Further, unifying all the face target coarse candidate frames into two dimensions by a RoI Align method, and dividing the two dimensions into a first branch and a second branch for processing, specifically:
unifying all the face target coarse candidate frames into an image with the dimension of 7x7x256 by a RoI Align method, and dividing the image into first branches for processing;
unifying all the face target coarse candidate frames into an image with the dimension of 14x14x256 by a RoI Align method, and dividing the image into second branches for processing.
Further, the step of screening and correcting the coarse candidate frame of the face target by the first branch line to obtain the face frame coordinates specifically includes:
abstracting the characteristics of the image with the dimensionality of 7x7x256 into one dimension through two full connection layers;
fitting the classification and position offset of the face target coarse candidate frame by using two full-connected layers respectively;
and correcting the face target coarse candidate frame according to the classification and the position offset of the face target coarse candidate frame to obtain a face frame coordinate.
Further, the step of processing the face target coarse candidate frame by the second branch line to obtain face key point coordinates specifically includes:
processing an image with the dimension of 14x14x256 by 4 layers of convolution layers;
and fitting the whole connecting layer to obtain the coordinates of the key points of the human face.
On the other hand, the embodiment of the invention also comprises a face multitask detection system based on deep learning, which comprises the following steps:
the acquisition module is used for acquiring an original face image;
the normalization processing module is used for performing normalization processing on the original face image to obtain a first image;
the super-resolution module is used for inputting the first image into a super-resolution neural network model for processing to obtain a second image;
and the face multitask detection module is used for inputting the second image into a face multitask detection model based on deep learning to be processed, and obtaining face frame coordinates and face key point coordinates.

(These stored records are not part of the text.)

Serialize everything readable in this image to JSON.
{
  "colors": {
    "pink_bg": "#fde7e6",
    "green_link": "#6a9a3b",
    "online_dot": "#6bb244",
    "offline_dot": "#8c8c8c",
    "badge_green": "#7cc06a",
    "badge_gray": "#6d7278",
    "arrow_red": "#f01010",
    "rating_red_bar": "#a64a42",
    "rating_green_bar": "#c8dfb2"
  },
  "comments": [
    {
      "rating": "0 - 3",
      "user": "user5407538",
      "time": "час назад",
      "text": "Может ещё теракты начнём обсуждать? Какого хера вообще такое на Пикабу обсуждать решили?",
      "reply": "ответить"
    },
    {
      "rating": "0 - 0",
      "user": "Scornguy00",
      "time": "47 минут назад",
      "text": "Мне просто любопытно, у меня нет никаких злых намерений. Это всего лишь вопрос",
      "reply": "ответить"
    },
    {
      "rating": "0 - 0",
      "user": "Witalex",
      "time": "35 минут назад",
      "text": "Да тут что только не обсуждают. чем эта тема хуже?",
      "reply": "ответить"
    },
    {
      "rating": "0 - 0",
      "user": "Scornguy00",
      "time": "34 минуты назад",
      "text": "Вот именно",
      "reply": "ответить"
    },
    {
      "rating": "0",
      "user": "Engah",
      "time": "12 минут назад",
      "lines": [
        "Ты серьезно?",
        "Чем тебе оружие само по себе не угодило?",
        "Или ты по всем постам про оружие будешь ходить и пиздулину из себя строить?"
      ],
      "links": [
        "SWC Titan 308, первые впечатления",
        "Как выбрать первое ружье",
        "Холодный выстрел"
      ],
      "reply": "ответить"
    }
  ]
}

On the other hand, the embodiment of the invention also comprises a face multitask detection device based on deep learning, which comprises:
at least one processor;
at least one memory for storing at least one program;
when executed by the at least one processor, cause the at least one processor to implement the detection method.
In another aspect, the embodiment of the present invention further includes a computer readable storage medium, on which a program executable by a processor is stored, and the program executable by the processor is used for implementing the detection method when being executed by the processor.
The invention has the beneficial effects that:
(1) according to the method, the characteristic information can be enhanced on the premise of keeping the size of the characteristic diagram through the super-resolution neural network model, and meanwhile, the detection performance of the small target face is improved, so that the small face is more easily detected, and compared with an amplified input image, the increment of computing resources is very small;
(2) according to the invention, through the face multitask detection model based on deep learning, the detection effects of faces with different sizes can be improved, the detection result is more accurate, and the size range of the face image can not be changed in the feature enhancement process in the detection process.
Additional aspects and advantages of the invention will be set forth in part in the description which follows and, in part, will be obvious from the description, or may be learned by practice of the invention.
Drawings
The above and/or additional aspects and advantages of the present invention will become apparent and readily appreciated from the following description of the embodiments, taken in conjunction with the accompanying drawings of which:
FIG. 1 is a flowchart illustrating steps of a face multitask detection method based on deep learning according to an embodiment of the present invention;
FIG. 2 is a network architecture diagram of a deep learning-based face multitask detection model according to an embodiment of the present invention;
FIG. 3 is a schematic diagram of a training process of a face multitask detection model based on deep learning according to an embodiment of the present invention;
fig. 4 is a schematic diagram of a specific setting of network parameters according to an embodiment of the present invention;
fig. 5 is a schematic structural diagram of a face multitask detection device based on deep learning according to an embodiment of the present invention.
Detailed Description
Reference will now be made in detail to embodiments of the present invention, examples of which are illustrated in the accompanying drawings, wherein like or similar reference numerals refer to the same or similar elements or elements having the same or similar function throughout. The embodiments described below with reference to the accompanying drawings are illustrative only for the purpose of explaining the present invention, and are not to be construed as limiting the present invention.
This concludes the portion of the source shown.